How To Get Great Shots In Stadiums And Arenas - 9/1/08

Say no to flash and yes to ambient light

tip of the week Whenever I watch a sporting event or a concert on TV-anything that shows an arena packed full of people-I'm constantly amazed at the incessant sparkle of camera flashes from all over the stadium. And all I can think of is one thing: those shots aren't going to turn out.

See, a camera flash is designed to illuminate a subject 10- or 20- or maybe even 30-feet from the camera. With point-and-shoots, 50-feet is really the outer limits of a flash's functionality. So when the camera fires the flash in fully automatic mode, it's assuming that it will provide enough illumination to expose the subject correctly. The camera is basically turning off the ambient meter and is only paying attention to the flash. The problem is simple: it can't tell that you're trying to take a picture of a well-lit subject on a stage or field hundreds of feet away, so it underexposes the ambient light, counting on the flash to illuminate the subject. And as everyone who's ever attempted this picture knows, it just doesn't work.

So how do you make that photo in the arena or stadium or school gymnasium more effective? Simple: turn off the flash. Keep your camera in Auto or Program mode, but spin through the mode dial until you get to a no-flash option-usually indicated by a lightning bolt within the universal symbol for no, the red circle and slash. The camera then starts to get some idea of what you're doing, effectively thinking ‘Oh, okay. I still need to make a good exposure here but I can't use the flash. I guess I'd better meter that ambient light and expose for it.' Voila: those rock stars or athletes, or happy graduates are now rendered in a much better light.

Turning off the flash for great ambient exposures works all the time too-not just in crowded stadiums. If you're in a well-light room for example, and you want to make sure the background far behind the subject remains well lit, turn off the flash so the camera can expose solely for the ambience. (Again, with the flash on auto, it exposes correctly for the strobe-lit subject, ignoring the ambient exposure, and producing a dark if not downright indecipherable background.)

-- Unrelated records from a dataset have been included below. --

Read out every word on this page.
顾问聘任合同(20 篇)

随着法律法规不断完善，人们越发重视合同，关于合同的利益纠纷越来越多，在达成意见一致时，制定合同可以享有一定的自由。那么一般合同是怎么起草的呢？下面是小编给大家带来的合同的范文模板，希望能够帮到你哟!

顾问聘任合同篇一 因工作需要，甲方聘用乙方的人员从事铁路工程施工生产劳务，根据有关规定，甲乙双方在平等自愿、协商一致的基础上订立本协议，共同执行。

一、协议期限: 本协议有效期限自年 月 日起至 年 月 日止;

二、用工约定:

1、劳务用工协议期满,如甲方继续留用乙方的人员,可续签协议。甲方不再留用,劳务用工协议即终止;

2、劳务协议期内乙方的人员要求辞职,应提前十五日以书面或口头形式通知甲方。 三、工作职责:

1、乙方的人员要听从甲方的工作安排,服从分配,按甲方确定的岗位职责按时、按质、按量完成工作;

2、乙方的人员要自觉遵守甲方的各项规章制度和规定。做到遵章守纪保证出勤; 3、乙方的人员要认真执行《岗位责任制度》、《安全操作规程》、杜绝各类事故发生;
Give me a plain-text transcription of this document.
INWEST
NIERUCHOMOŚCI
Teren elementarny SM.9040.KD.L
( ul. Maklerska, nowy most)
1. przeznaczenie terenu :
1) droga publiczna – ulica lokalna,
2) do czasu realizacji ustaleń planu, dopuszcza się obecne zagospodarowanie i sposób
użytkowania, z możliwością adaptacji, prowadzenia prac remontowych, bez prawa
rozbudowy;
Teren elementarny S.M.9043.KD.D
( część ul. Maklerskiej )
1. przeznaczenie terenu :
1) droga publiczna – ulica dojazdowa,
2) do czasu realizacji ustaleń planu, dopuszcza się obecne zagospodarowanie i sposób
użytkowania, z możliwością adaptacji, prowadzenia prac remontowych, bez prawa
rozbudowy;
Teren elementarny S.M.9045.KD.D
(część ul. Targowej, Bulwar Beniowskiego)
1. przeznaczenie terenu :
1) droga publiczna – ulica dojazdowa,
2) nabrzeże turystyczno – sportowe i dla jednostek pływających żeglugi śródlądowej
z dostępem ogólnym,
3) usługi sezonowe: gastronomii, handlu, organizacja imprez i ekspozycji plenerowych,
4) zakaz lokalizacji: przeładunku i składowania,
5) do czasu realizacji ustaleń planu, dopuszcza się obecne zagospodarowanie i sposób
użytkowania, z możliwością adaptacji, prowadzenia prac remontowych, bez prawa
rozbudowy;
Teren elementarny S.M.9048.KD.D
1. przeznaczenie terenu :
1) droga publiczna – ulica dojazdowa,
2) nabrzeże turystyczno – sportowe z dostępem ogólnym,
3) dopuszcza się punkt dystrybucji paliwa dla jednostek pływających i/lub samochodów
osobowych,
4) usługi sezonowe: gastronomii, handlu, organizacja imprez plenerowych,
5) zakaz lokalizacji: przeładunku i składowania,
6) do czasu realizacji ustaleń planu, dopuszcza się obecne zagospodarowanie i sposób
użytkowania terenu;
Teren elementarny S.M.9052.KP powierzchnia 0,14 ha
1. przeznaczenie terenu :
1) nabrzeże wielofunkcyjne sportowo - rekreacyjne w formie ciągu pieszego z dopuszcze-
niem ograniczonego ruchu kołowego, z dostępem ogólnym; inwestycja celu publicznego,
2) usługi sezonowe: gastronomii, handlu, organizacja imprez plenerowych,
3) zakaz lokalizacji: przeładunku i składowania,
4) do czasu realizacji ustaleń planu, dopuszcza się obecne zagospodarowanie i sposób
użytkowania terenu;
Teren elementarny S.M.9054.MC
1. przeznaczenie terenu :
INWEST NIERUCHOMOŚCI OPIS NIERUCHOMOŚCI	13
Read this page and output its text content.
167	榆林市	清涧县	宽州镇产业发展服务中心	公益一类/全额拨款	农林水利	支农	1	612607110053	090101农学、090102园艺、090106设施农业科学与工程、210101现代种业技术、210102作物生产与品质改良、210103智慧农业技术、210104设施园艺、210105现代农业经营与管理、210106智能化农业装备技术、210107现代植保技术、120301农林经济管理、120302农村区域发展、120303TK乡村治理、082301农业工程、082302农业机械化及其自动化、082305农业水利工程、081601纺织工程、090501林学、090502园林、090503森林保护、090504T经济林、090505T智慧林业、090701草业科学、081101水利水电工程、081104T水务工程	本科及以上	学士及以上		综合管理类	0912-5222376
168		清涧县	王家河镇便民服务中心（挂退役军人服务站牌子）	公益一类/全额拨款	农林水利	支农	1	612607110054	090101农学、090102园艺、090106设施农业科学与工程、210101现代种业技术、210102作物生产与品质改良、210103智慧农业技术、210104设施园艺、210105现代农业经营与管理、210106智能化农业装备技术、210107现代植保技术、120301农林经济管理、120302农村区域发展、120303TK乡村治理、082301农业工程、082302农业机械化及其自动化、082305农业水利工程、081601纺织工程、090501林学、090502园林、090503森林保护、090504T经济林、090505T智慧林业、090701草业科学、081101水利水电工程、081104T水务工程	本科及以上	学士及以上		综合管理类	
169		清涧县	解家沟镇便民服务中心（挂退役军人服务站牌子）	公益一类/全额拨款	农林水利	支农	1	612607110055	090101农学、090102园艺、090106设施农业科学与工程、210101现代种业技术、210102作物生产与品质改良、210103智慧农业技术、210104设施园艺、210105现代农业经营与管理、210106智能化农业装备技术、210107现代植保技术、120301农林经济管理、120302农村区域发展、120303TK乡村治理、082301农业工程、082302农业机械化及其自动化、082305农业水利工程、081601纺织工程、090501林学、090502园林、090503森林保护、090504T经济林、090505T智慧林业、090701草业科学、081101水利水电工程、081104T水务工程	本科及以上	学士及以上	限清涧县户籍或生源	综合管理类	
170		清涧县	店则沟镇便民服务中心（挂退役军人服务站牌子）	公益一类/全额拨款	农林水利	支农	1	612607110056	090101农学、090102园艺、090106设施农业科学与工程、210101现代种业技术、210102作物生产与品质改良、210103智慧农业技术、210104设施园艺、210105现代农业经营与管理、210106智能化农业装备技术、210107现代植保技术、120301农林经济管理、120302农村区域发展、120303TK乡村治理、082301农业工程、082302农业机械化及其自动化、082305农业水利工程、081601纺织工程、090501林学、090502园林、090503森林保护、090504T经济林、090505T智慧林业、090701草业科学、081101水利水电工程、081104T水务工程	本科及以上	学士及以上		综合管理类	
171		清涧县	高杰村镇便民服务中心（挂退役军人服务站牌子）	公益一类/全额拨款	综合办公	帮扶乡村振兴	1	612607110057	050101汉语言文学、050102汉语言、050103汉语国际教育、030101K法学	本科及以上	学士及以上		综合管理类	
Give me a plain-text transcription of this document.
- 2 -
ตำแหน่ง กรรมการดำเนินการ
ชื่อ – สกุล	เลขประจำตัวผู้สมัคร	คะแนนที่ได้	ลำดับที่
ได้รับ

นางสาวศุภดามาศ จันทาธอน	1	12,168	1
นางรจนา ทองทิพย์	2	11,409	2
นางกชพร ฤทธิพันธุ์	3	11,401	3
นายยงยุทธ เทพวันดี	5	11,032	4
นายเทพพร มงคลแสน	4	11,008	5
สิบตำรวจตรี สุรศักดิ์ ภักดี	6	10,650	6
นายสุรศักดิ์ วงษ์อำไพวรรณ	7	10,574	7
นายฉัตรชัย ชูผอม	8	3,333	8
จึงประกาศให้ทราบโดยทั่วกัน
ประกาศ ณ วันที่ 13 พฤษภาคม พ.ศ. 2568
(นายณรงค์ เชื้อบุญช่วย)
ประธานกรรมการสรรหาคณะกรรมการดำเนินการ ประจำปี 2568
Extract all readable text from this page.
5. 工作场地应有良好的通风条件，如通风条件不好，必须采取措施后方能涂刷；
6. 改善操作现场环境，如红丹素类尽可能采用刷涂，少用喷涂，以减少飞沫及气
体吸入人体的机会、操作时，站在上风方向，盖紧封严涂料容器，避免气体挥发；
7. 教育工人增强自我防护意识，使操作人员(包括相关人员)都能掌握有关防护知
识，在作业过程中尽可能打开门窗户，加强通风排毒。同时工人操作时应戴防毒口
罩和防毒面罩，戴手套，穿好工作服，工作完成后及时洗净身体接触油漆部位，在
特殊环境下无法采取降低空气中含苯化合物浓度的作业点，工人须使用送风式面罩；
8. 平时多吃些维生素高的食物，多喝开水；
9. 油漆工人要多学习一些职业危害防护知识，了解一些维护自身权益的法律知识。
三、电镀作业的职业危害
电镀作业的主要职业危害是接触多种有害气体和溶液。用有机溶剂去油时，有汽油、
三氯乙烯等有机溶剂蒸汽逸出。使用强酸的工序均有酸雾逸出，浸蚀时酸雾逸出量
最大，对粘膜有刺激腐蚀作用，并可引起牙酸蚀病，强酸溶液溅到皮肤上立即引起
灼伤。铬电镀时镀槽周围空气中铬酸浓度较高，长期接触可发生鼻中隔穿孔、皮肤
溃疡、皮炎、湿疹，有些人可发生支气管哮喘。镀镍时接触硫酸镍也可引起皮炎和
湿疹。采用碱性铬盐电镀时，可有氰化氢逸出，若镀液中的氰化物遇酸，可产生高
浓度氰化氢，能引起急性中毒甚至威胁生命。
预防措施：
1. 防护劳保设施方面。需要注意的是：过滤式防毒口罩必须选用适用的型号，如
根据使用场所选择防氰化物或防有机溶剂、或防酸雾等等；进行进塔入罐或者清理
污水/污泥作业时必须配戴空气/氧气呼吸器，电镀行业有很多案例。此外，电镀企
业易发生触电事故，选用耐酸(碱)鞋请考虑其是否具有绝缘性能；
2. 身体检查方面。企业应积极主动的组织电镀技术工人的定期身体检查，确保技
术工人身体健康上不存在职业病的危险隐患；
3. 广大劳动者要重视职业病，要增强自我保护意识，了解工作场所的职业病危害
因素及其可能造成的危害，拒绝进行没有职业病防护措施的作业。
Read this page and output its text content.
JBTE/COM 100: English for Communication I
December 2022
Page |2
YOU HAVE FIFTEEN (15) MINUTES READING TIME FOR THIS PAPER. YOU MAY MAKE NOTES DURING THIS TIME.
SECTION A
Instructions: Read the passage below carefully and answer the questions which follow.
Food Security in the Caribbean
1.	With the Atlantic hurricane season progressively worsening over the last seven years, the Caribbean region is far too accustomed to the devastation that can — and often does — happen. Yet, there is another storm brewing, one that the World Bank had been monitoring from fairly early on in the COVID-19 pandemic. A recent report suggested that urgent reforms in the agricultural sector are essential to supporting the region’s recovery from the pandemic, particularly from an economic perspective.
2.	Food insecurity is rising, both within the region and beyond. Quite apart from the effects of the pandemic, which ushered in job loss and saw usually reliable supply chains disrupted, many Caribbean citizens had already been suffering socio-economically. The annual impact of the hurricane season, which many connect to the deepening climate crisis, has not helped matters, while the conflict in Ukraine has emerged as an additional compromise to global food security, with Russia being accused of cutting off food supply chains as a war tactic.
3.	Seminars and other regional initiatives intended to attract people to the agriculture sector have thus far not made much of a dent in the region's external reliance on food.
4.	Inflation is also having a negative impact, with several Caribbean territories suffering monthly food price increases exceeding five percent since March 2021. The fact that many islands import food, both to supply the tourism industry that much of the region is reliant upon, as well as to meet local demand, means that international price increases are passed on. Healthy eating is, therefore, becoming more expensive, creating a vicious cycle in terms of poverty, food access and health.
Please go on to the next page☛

When you've conquered the difference in control for ambient and flash subjects, then you can start balancing the two. The point-and-shoot's "night mode" does a great job of this for you, delivering a fill flash to expose the subject and a longer shutter speed exposure to simultaneously showcase the ambience. It's really a great way to grasp the power in that little point-and-shoot, no matter the subject or the lighting.